Esta questão das deduções não foi referida por Joaquim Miranda Sarmento em declarações horas antes à RTP, quando admitiu que o impacto face ao já aprovado pelo anterior governo rondará os 200 milhões. A possibilidade de se mexer nas deduções fiscais de forma generalizada não consta no programa eleitoral da AD nem no programa do Governo (o que se prevê é uma dedução específica das despesas de alojamento dos professores ou das despesas com órgãos de comunicação social).

A AD também apostou as fichas na medida que ficou conhecida como o “15.º mês”, a isenção fiscal e contributiva dos prémios de produtividade atribuídos aos trabalhadores no valor de até 6% da remuneração base anual, até à “diminuição da carga fiscal sobre as empresas”, como se lê no programa do Governo.

Quando, em 2021, Miranda Sarmento disse que 200 milhões era um “impacto marginal”

Em outubro de 2021, quando o governo de António Costa apresentou a proposta de Orçamento do Estado para o ano seguinte (que semanas depois viria a ser reprovada na Assembleia da República provocando eleições antecipadas), Joaquim Miranda Sarmento defendia em entrevista ao Negócios e à Antena 1 que o impacto da redução 200 milhões estimados pelo então executivo para o IRS, que incluía o desdobramento dos terceiro e sexto escalões, era um “impacto marginal“. E criticava que tivesse sido anunciado como uma “festa”.

“O Governo fez uma festa com o desdobramento de escalões, sabendo nós que há 200 milhões de euros, no máximo, para esse desdobramento de escalões. É muito pouco, é 1,5% da receita de IRS de 2019 mas foi apresentado como uma enorme redução da carga fiscal, uma medida extraordinária”, afirmou, na altura.

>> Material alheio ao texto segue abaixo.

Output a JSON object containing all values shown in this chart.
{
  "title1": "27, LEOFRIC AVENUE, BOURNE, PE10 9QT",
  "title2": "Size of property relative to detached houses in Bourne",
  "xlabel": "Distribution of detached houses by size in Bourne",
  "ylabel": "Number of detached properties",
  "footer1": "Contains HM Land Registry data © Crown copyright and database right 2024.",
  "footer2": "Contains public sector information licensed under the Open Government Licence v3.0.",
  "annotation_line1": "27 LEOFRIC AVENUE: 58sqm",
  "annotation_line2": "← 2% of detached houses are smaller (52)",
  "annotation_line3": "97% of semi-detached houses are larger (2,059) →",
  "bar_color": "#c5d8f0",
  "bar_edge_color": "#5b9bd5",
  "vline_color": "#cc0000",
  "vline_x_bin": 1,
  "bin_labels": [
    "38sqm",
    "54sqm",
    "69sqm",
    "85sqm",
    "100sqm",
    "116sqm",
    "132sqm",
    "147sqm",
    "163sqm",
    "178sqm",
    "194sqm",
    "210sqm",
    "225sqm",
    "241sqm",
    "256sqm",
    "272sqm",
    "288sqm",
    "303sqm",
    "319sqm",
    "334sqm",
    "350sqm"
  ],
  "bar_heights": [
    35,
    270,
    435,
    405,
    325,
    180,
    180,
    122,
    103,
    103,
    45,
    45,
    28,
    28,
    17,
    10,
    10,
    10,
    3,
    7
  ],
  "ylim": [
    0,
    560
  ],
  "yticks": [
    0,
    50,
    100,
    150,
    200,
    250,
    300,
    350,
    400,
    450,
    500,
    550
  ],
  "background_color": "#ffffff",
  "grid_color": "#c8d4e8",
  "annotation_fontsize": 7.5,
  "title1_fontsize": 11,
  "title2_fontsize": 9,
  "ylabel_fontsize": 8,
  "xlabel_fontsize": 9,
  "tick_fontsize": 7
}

No debate, em fevereiro, para as eleições legislativas com Luís Montenegro, Rui Rocha da IL também já tinha confrontado o líder da AD com o que dizia ser a pouca “ambição” da proposta social-democrata, calculando que a diferença face à proposta aprovada do PS seria de cinco euros por mês.

Montenegro respondeu que essa era uma “visão” da proposta fiscal da AD “muito redutora” e que a revisão das taxas era apenas uma parte do que propunha, mencionando a isenção contributiva e fiscal dos prémios de produtividade e a redução em dois terços do IRS para jovens até aos 35 anos.

Sobre esta última proposta, na entrevista que deu na sexta-feira à RTP, Miranda Sarmento reiterou que “qualquer jovem, independentemente das suas habilitações literárias, até aos 35 anos, quando a nossa proposta for aprovada, passará a pagar um terço do que paga hoje de IRS”.